Get to know one of MIUSA's partners for a SportsUnited Exchange program in Armenia. Founded to provide relief to children with disabilities following a major earthquake, the Armenian Association for the Disabled (Pyunic) has since grown to empower people with disabilities to be involved in culture. MIUSA talked to Mr. Hakob Abrahamyan, Pyunic's president to find out how sports and recreation play a role in disability rights in Armenia.
MIUSA: What is your mission at Pyunic?
Hakob: Armenian Association for the Disabled (Pyunic) was established in 1989, just after the disastrous earthquake in Armenia. The mission is the integration of disabled people into the society through:
- Physical, social, and psychological rehabilitation
- Assistance with health and educational issues
- Protection of rights
- Creation of income generating business
- Development of national sports for disabled athletes.
What motivates your work? Why do you do the work you do?
By profession I am an engineer and was working as a teacher in one of the remote regions of Armenia (near Gyumri), which was the epicenter of the earthquake. I participated in many rescue works during the earthquake and saw many people in need, including those who became disabled.

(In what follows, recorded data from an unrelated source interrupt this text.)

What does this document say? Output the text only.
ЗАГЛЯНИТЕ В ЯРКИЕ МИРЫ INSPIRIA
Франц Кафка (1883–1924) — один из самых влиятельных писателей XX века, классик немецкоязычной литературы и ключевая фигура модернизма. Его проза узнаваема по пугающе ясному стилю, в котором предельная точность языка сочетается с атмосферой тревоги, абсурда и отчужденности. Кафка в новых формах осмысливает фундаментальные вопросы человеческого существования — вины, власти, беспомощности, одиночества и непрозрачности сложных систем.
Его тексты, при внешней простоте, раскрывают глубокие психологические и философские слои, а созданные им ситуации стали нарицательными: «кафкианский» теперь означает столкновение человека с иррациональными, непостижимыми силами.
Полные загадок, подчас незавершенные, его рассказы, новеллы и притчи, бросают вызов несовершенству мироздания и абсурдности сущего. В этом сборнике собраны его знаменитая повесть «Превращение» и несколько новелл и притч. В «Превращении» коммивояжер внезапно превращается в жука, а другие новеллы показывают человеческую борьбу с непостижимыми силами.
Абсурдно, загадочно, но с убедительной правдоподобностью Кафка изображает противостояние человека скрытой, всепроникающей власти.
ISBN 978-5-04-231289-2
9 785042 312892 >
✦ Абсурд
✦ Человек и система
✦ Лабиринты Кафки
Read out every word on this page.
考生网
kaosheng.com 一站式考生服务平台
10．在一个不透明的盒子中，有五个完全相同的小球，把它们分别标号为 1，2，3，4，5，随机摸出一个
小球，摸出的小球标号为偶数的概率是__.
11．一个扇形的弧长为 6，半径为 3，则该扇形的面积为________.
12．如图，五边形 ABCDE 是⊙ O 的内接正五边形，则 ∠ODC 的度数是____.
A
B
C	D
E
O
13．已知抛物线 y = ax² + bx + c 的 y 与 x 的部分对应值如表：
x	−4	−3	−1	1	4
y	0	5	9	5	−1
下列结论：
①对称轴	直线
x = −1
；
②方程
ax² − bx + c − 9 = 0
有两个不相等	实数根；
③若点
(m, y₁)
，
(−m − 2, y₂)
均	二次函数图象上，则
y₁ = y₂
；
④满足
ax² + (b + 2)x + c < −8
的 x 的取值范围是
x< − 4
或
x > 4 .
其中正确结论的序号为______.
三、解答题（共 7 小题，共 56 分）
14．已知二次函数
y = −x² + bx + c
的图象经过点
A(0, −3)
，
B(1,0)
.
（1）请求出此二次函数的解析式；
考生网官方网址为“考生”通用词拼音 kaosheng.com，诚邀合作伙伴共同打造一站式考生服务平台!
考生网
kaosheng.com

What is the one accomplishment or highlight of Pyunic that you’re proud of the most?
During the Soviet times, disabled people were isolated from the society and the society was not at all aware of their needs. In 1989, when Pyunic was founded, it was the first NGO that dealt with disability issues in Armenia.
I am proud that as a result of our work, people with disabilities became integrated members of the society and can receive education, work, be engaged in public activities, go out for sports, and become involved in culture.
I am mostly proud that the athletes of Pyunic have represented Armenia in many World and European championships as well as in Paralympic games.
How do sports play a role in disability advocacy and rights in Armenia?
In the whole world, as in Armenia as well, sports play a great role in disability advocacy and rights. When you are able to demonstrate the achievements and results of people with disabilities in sport, and especially if it takes place abroad, it immediately attracts the attention of governmental bodies and decision makers. As a result many issues, related to the 194,000 people with disabilities in Armenia, are raised and solved.
What is your dream for youth with disabilities in Armenia?
My dream is that all schools, colleges, universities, cultural centers, and sport schools of Armenia are accessible, so the young disabled individuals can receive education and go out for sports.
What keeps you up at night?
Lack of money allocated from the government for the development of recreational and sport activities for persons with disabilities in Armenia.
What is your favorite Armenian tradition or saying?
My favorite Armenian tradition is while you pass near the church or hear church bells’ sound, you cross yourself. Armenia is the first nation in the world to have adopted Christianity. My favorite saying is: “tsavd tanem,” which means “I’ll take your pain.”
More about Pyunic
Armenian Association for the Disabled (Pyunic) was created in February of 1989 to provide programs and services to the children who were disabled by the 1988 earthquake, and has grown into a national non-profit advocacy and service organization. Since its inception, Pyunic has offered sports for people with disabilities, as a strategy for achieving its mission of integrating people with disabilities into society. Pyunic conducts summer and winter sport camps and year round athletic training.
The three-story Pyunic Center for the Disabled and Sport Complex in Yerevan was granted to Pyunic in 1998 by the Armenian Government, and features accessible sport facilities, swimming pool, and fitness gym, as well as administrative offices and facilities for vocational training and income generation. Pyunic is one of nine members of the Independent Life National Network that deals with rights, health, education, sport and recreation issues of people with disabilities. Pyunic partnered with Agate Center for Women with Disabilities and Special Needs and MIUSA for a SportsUnited Exchange in 2014.